Intervenire al convegno su “Gratuito patrocinio: il tradimento del patto etico tra Stato e Avvocato della Camera Penale di Napoli ha rappresentato l’occasione per fare il punto su talune contraddizioni che attengono all’applicazione in Italia degli istituti del patrocinio a spese dello Stato e della difesa d’ufficio che costituiscono violazioni dei principi del giusto processo e di uguaglianza tra i cittadini indagati dinanzi alla legge.

L’Associazione dei Difensori d’Ufficio, sia nella sezione napoletana che a livello nazionale, è particolarmente sensibile a questo argomento, perché per quanto siano certamente diversi gli istituti della difesa d’ufficio e del patrocinio a spese dello Stato, essi sono molto più correlati di quanto si possa pensare. In generale, il primo momento di contatto ideale tra la difesa d’ufficio e il patrocinio a spese dello Stato avviene quando l’indagato, ricevuto il primo atto notificatogli dall’Autorità Giudiziaria nel corso del procedimento penale, non abbia effettuato la nomina del difensore di fiducia, poiché in tale evenienza – in ragione dell’obbligatorietà della difesa tecnica nel processo penale – gli verrà assegnato un difensore d’ufficio. Nel 30-40 % di questi casi, infatti, il difensore designato per legge si sentirà ripetere “avvocato, non ho i soldi per pagarla”, avviando in questo modo le pratiche affinché l’assistito possa accedere al c.d. “gratuito patrocinio”.

Può però accadere che il difensore nominato d’ufficio non riesca in alcun modo a contattare l’indagato, il quale – pur avvisato e sollecitato – decida di disinteressarsi del processo. In tal caso, l’avvocato d’ufficio dovrà attivare una procedura di recupero del credito professionale – con messa in mora, decreto ingiuntivo, precetto, pignoramento mobiliare o immobiliare – che ritarderà di anni l’effettiva corresponsione dell’onorario per l’attività difensiva svolta.
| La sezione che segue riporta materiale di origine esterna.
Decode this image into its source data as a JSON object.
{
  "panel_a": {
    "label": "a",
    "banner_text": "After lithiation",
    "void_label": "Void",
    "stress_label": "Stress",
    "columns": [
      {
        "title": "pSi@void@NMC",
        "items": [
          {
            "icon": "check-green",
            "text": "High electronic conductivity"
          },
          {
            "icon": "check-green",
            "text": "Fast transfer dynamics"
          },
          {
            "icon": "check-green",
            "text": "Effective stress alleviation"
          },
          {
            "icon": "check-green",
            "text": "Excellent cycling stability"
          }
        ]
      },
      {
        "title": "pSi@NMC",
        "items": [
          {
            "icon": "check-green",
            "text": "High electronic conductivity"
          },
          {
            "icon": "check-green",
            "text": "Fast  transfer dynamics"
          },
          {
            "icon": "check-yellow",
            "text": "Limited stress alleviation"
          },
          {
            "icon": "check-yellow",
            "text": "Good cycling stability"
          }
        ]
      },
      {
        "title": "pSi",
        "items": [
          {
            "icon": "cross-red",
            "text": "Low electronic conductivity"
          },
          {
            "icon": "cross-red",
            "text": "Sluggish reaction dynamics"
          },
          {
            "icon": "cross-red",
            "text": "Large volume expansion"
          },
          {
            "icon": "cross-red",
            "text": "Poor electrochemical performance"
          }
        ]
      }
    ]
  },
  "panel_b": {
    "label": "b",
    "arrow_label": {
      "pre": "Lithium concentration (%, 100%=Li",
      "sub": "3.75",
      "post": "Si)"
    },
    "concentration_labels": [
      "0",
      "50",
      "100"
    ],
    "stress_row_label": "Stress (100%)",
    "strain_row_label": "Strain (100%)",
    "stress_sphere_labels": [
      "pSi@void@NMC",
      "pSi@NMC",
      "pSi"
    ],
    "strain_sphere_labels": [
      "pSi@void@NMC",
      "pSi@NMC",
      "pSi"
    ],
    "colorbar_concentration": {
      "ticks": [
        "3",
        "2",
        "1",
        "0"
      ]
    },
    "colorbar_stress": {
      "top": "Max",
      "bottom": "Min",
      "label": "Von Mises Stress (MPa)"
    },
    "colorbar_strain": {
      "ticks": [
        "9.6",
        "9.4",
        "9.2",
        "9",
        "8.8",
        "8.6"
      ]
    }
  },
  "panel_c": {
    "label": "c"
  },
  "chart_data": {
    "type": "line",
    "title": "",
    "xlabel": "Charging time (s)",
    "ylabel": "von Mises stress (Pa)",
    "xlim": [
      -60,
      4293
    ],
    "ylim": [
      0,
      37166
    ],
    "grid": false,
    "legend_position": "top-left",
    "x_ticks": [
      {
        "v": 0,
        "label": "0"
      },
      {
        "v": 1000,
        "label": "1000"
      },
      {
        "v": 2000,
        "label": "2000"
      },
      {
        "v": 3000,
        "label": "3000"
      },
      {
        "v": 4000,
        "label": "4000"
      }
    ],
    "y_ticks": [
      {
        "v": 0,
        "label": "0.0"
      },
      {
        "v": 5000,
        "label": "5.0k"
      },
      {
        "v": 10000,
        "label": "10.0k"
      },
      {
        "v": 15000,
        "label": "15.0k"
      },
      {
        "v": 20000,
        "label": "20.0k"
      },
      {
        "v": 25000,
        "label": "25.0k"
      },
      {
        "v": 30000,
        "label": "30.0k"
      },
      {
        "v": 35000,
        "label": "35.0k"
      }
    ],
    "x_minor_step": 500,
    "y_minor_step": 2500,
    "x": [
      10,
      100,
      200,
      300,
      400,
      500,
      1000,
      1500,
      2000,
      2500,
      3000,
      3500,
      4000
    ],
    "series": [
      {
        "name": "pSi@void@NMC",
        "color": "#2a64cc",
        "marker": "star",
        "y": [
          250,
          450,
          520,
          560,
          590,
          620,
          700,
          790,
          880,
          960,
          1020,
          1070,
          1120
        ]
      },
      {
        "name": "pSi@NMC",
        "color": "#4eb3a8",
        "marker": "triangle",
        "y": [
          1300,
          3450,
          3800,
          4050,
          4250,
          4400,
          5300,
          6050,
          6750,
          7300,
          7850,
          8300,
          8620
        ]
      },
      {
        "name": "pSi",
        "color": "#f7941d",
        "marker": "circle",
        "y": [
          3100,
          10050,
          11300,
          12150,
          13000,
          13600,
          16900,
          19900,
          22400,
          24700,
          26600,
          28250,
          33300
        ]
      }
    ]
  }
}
Il “tradimento del patto etico tra Stato ed Avvocato” si realizza, dunque, per tutta una serie di prassi diffuse tra gli uffici giudiziari e previsioni normative che esprimono null’altro che la volontà del legislatore. Ciò perché, al termine di questo complesso procedimento, l’art. 116 del T.U. sulle Spese di Giustizia ci dice che nel momento in cui la persona assistita risulti incapiente si applicano le liquidazioni del gratuito patrocinio. È qui che si realizza un corto circuito nel coordinamento con la disciplina della difesa d’ufficio: ed invero, in quest’ultima ipotesi, il difensore designato per legge non ha accettato spontaneamente ed a monte di assistere l’indagato/imputato “a spese dello Stato”, ma si ritrova a subirne comunque la disciplina economica sfavorevole.

Vi è poi da evidenziare anche l’ostracismo espresso negli anni da quella parte aristocratica della classe forense. In tal modo, sono stati chiusi gli occhi davanti ad un incremento – dal 1995 al 2019 – del 1230% delle ammissioni al patrocinio a spese dello Stato. Numeri elevatissimi davanti ai quali non si possono chiudere gli occhi, poiché la giustizia sostanziale si fonda su questi numeri. Oltre a impegnarsi al fine di promuovere la riforma proposta dagli Avvocati Raffaele De Cicco e Alessandro Amodio che consenta di equiparare le tempistiche delle liquidazioni dei difensori a quelli degli ausiliari dei magistrati è stata evidenziata dall’On. Del Mastro l’assurdità di prevedere, per ciascun tribunale d’Italia, un diverso protocollo d’intesa per le liquidazioni, che portano – per la stessa attività – a vedere le liquidazioni tra, ad esempio, Bari e Napoli decisamente diverse. L’effettività della difesa, soprattutto per i non abbienti, non può prescindere dal giusto e tempestivo compenso dei professionisti protagonisti del processo.